While the invention has been illustrated and described in detail in the drawings and foregoing description, such illustration and description are to be considered illustrative or exemplary and not restrictive. It will be understood that changes and modifications may be made by those of ordinary skill within the scope of the following claims. In particular, the present invention covers further embodiments with any combination of features from different embodiments described above and below. Additionally, statements made herein characterizing the invention refer to an embodiment of the invention and not necessarily all embodiments.

The terms used in the claims should be construed to have the broadest reasonable interpretation consistent with the foregoing description. For example, the use of the article “a” or “the” in introducing an element should not be interpreted as being exclusive of a plurality of elements. Likewise, the recitation of “or” should be interpreted as being inclusive, such that the recitation of “A or B” is not exclusive of “A and B,” unless it is clear from the context or the foregoing description that only one of A and B is intended. Further, the recitation of “at least one of A, B and C” should be interpreted as one or more of a group of elements consisting of A, B and C, and should not be interpreted as requiring at least one of each of the listed elements A, B and C, regardless of whether A, B and C are related as categories or otherwise.
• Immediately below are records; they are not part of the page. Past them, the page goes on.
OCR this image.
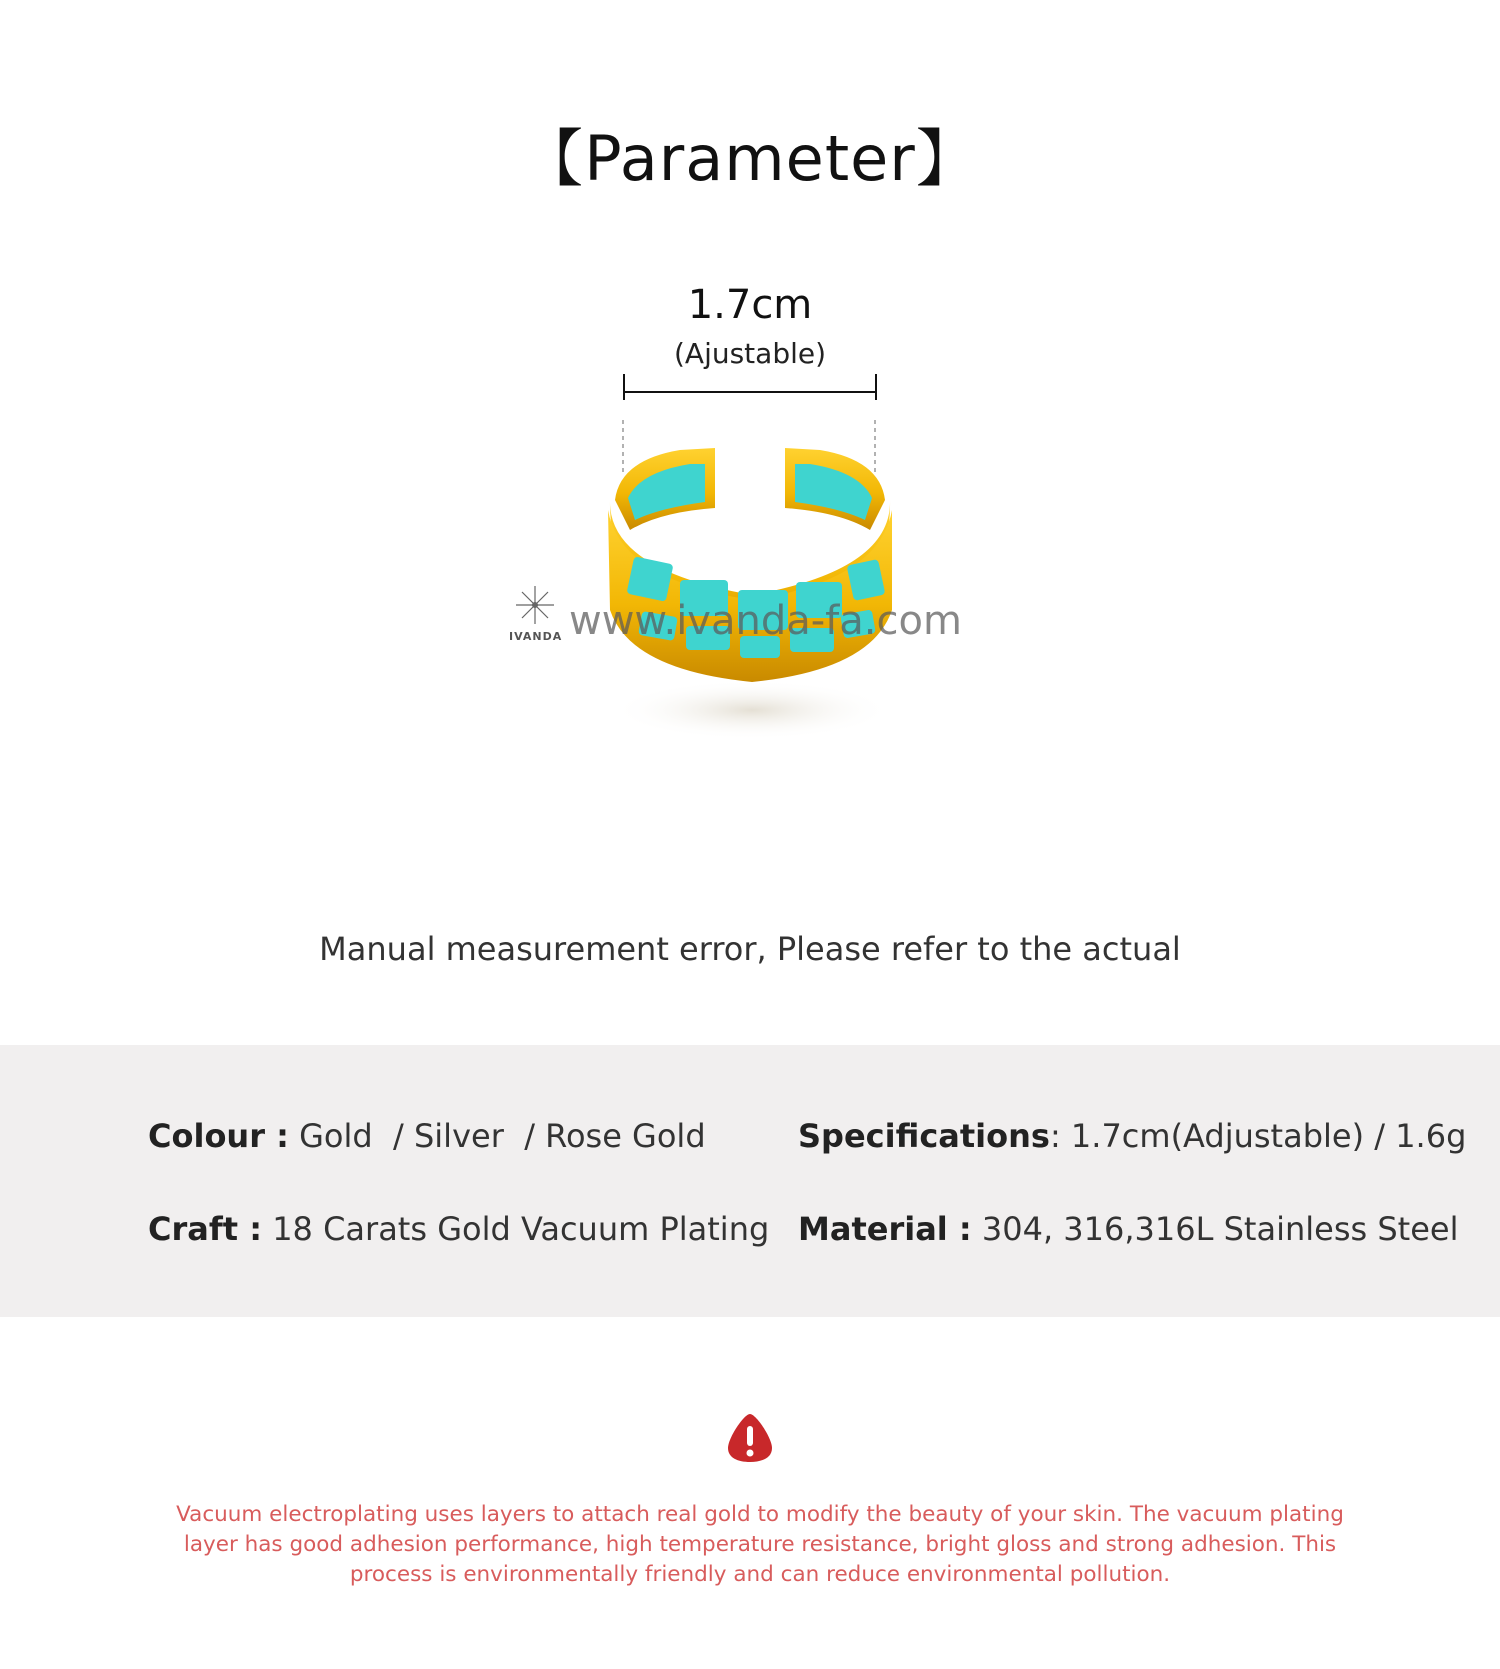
【Parameter】
1.7cm
(Ajustable)
IVANDA www.ivanda-fa.com
Manual measurement error, Please refer to the actual
Colour : Gold  / Silver  / Rose Gold	Specifications: 1.7cm(Adjustable) / 1.6g
Craft : 18 Carats Gold Vacuum Plating Material : 304, 316,316L Stainless Steel
Vacuum electroplating uses layers to attach real gold to modify the beauty of your skin. The vacuum plating layer has good adhesion performance, high temperature resistance, bright gloss and strong adhesion. This process is environmentally friendly and can reduce environmental pollution.
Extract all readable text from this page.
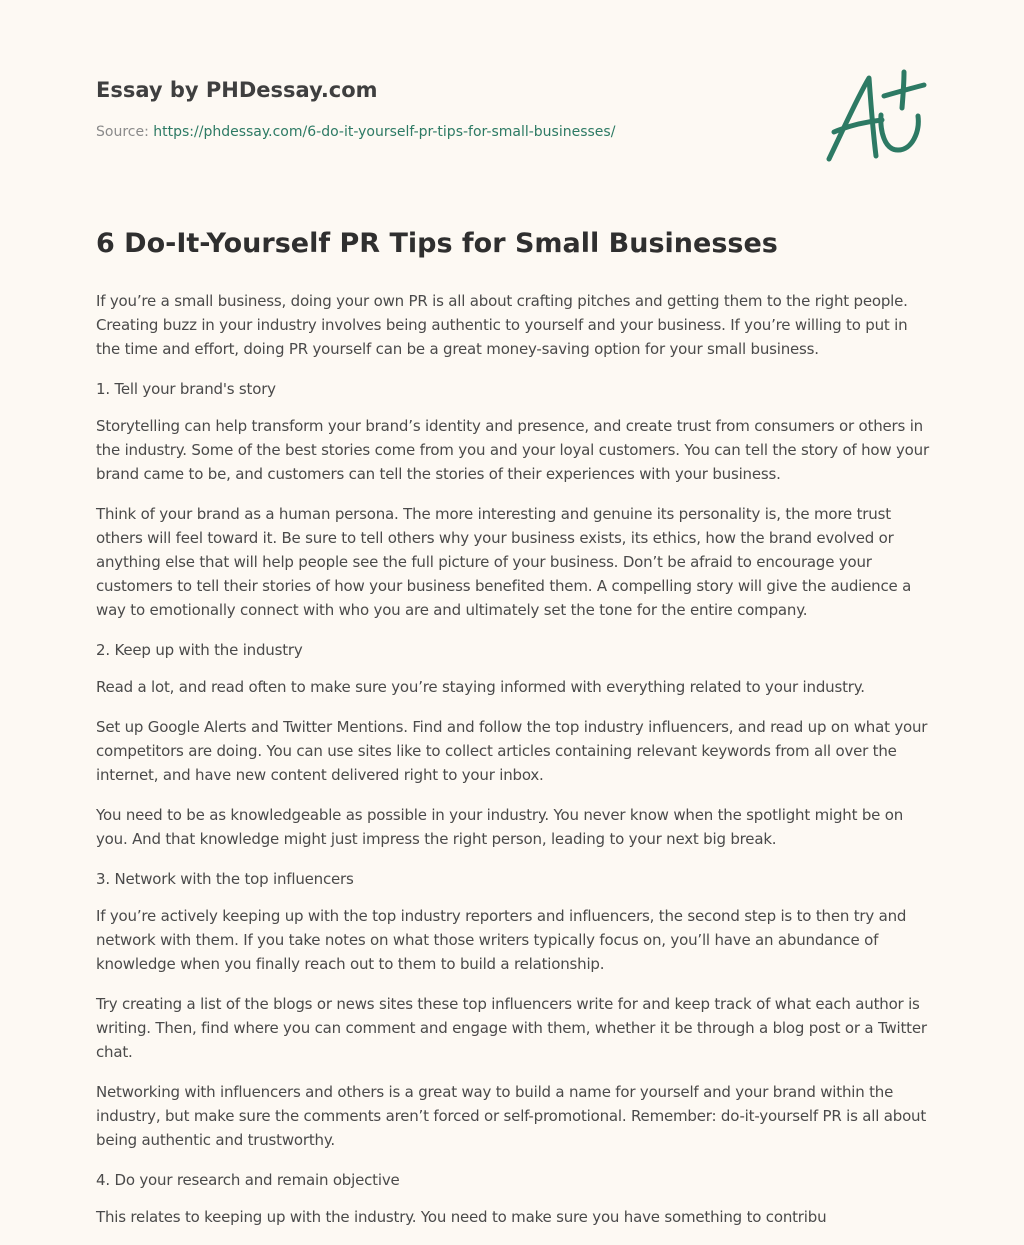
Essay by PHDessay.com
Source: https://phdessay.com/6-do-it-yourself-pr-tips-for-small-businesses/
6 Do-It-Yourself PR Tips for Small Businesses

If you’re a small business, doing your own PR is all about crafting pitches and getting them to the right people. Creating buzz in your industry involves being authentic to yourself and your business. If you’re willing to put in the time and effort, doing PR yourself can be a great money-saving option for your small business.

1. Tell your brand's story

Storytelling can help transform your brand’s identity and presence, and create trust from consumers or others in the industry. Some of the best stories come from you and your loyal customers. You can tell the story of how your brand came to be, and customers can tell the stories of their experiences with your business.

Think of your brand as a human persona. The more interesting and genuine its personality is, the more trust others will feel toward it. Be sure to tell others why your business exists, its ethics, how the brand evolved or anything else that will help people see the full picture of your business. Don’t be afraid to encourage your customers to tell their stories of how your business benefited them. A compelling story will give the audience a way to emotionally connect with who you are and ultimately set the tone for the entire company.

2. Keep up with the industry

Read a lot, and read often to make sure you’re staying informed with everything related to your industry.

Set up Google Alerts and Twitter Mentions. Find and follow the top industry influencers, and read up on what your competitors are doing. You can use sites like to collect articles containing relevant keywords from all over the internet, and have new content delivered right to your inbox.

You need to be as knowledgeable as possible in your industry. You never know when the spotlight might be on you. And that knowledge might just impress the right person, leading to your next big break.

3. Network with the top influencers

If you’re actively keeping up with the top industry reporters and influencers, the second step is to then try and network with them. If you take notes on what those writers typically focus on, you’ll have an abundance of knowledge when you finally reach out to them to build a relationship.

Try creating a list of the blogs or news sites these top influencers write for and keep track of what each author is writing. Then, find where you can comment and engage with them, whether it be through a blog post or a Twitter chat.

Networking with influencers and others is a great way to build a name for yourself and your brand within the industry, but make sure the comments aren’t forced or self-promotional. Remember: do-it-yourself PR is all about being authentic and trustworthy.

4. Do your research and remain objective

This relates to keeping up with the industry. You need to make sure you have something to contribu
Moreover, the recitation of “A, B and/or C” or “at least one of A, B or C” should be interpreted as including any singular entity from the listed elements, e.g., A, any subset from the listed elements, e.g., A and B, or the entire list of elements A, B and C.

Claims

1. A vaporizer, comprising:

a heating top cover comprising an airway corner;

a heating body; and

a liquid return groove extending from the heating top cover to the heating body, the liquid return groove being arranged at the airway corner.
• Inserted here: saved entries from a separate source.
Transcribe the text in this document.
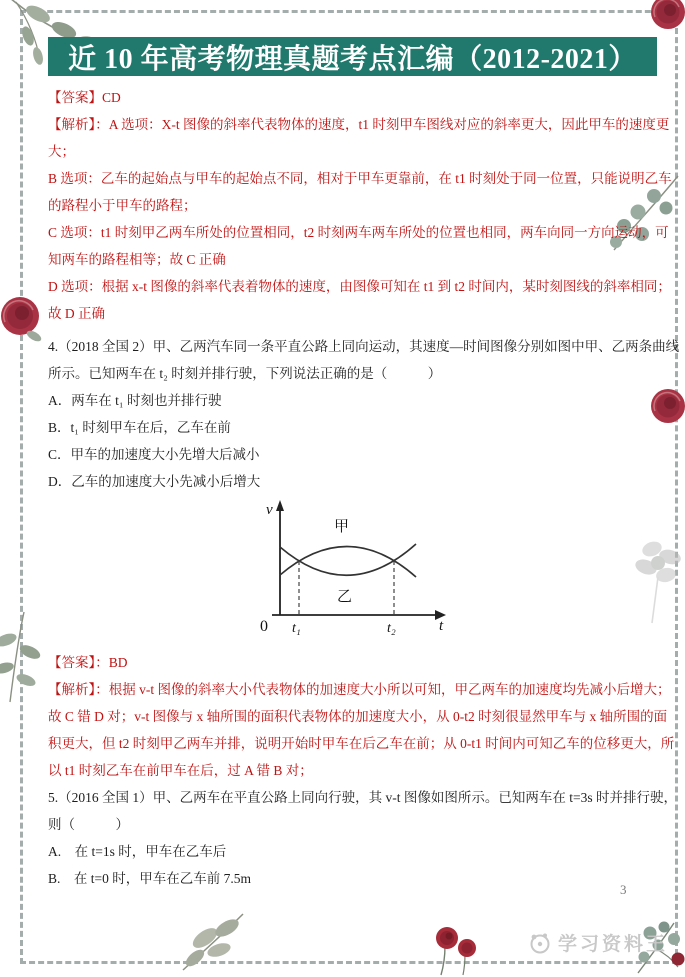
近 10 年高考物理真题考点汇编（2012-2021）
【答案】CD
【解析】：A 选项：X-t 图像的斜率代表物体的速度，t1 时刻甲车图线对应的斜率更大，因此甲车的速度更
大；
B 选项：乙车的起始点与甲车的起始点不同，相对于甲车更靠前，在 t1 时刻处于同一位置，只能说明乙车
的路程小于甲车的路程；
C 选项：t1 时刻甲乙两车所处的位置相同，t2 时刻两车两车所处的位置也相同，两车向同一方向运动，可
知两车的路程相等；故 C 正确
D 选项：根据 x-t 图像的斜率代表着物体的速度，由图像可知在 t1 到 t2 时间内，某时刻图线的斜率相同；
故 D 正确
4.（2018 全国 2）甲、乙两汽车同一条平直公路上同向运动，其速度—时间图像分别如图中甲、乙两条曲线
所示。已知两车在 t₂ 时刻并排行驶，下列说法正确的是（　　　）
A．两车在 t₁ 时刻也并排行驶
B．t₁ 时刻甲车在后，乙车在前
C．甲车的加速度大小先增大后减小
D．乙车的加速度大小先减小后增大
v
t
0 t₁	t₂
甲
乙
【答案】：BD
【解析】：根据 v-t 图像的斜率大小代表物体的加速度大小所以可知，甲乙两车的加速度均先减小后增大；
故 C 错 D 对；v-t 图像与 x 轴所围的面积代表物体的加速度大小，从 0-t2 时刻很显然甲车与 x 轴所围的面
积更大，但 t2 时刻甲乙两车并排，说明开始时甲车在后乙车在前；从 0-t1 时间内可知乙车的位移更大，所
以 t1 时刻乙车在前甲车在后，过 A 错 B 对；
5.（2016 全国 1）甲、乙两车在平直公路上同向行驶，其 v-t 图像如图所示。已知两车在 t=3s 时并排行驶，
则（　　　）
A.　在 t=1s 时，甲车在乙车后
B.　在 t=0 时，甲车在乙车前 7.5m
3
学习资料王
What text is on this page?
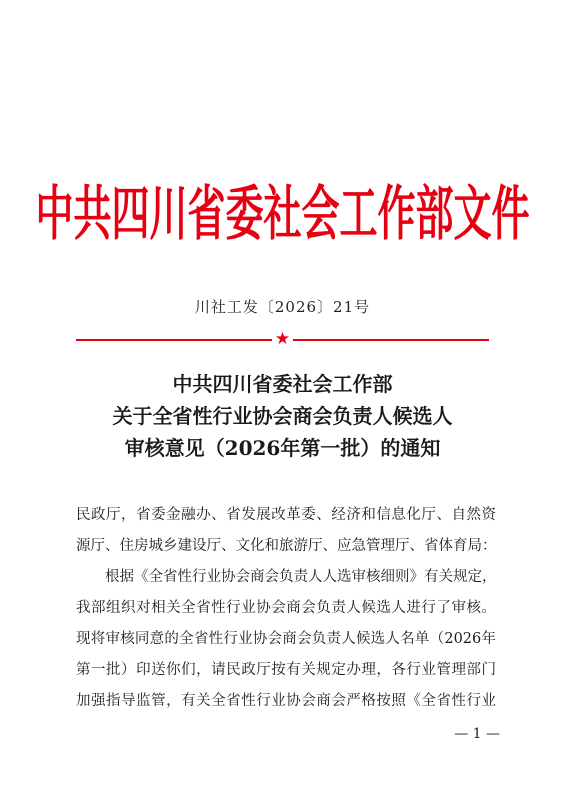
中共四川省委社会工作部文件
川社工发〔2026〕21号
★
中共四川省委社会工作部
关于全省性行业协会商会负责人候选人
审核意见（2026年第一批）的通知
民政厅，省委金融办、省发展改革委、经济和信息化厅、自然资
源厅、住房城乡建设厅、文化和旅游厅、应急管理厅、省体育局：
根据《全省性行业协会商会负责人人选审核细则》有关规定，
我部组织对相关全省性行业协会商会负责人候选人进行了审核。
现将审核同意的全省性行业协会商会负责人候选人名单（2026年
第一批）印送你们，请民政厅按有关规定办理，各行业管理部门
加强指导监管，有关全省性行业协会商会严格按照《全省性行业
— 1 —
2. The vaporizer according to claim 1, wherein the vaporizer comprises a main body and the main body comprises a main airway,

wherein the heating top cover is arranged in the main body,

wherein a top cover airway is formed between the heating top cover and the main body, and

wherein the top cover airway is in communication with the main airway through the airway corner.

3. The vaporizer according to claim 1, wherein a groove side wall of the liquid return groove close to a vaporization surface of the heating body comprises a side wall opening, and

wherein the side wall opening is configured for liquid to pass through.

4. The vaporizer according to claim 1, wherein at least one groove side wall of the liquid return groove is provided with an inclined surface, and

wherein the inclined surface is configured to guide liquid to flow to the heating body.

5. The vaporizer according to claim 4, wherein at least a part of a structure of the heating body is accommodated in the liquid return groove, and

wherein the inclined surface gradually approaches the heating body in a direction away from a bottom wall of the liquid return groove.

6. The vaporizer according to claim 1, wherein the heating top cover is provided with a liquid guide groove in communication with the liquid return groove, and

wherein the liquid guide groove is configured to guide liquid to flow to the liquid return groove.

7. The vaporizer according to claim 6, wherein one end of the liquid guide groove is located at the airway corner, and an other end is located on a side of the heating top cover close to the vaporization surface.

8. The vaporizer according to claim 1, wherein the plurality of liquid return grooves are spaced apart at the airway corner.

9. The vaporizer according to claim 1, wherein a quantity of liquid return grooves located in a middle portion of the heating top cover is M,

wherein a quantity of liquid return grooves located at an edge of the heating top cover is N, and

wherein M is greater than or equal to N.

10. An electronic vaporization device, comprising:

a power supply assembly; and

the vaporizer claim 1,

wherein the power supply assembly is electrically connected to the heating body of the vaporizer.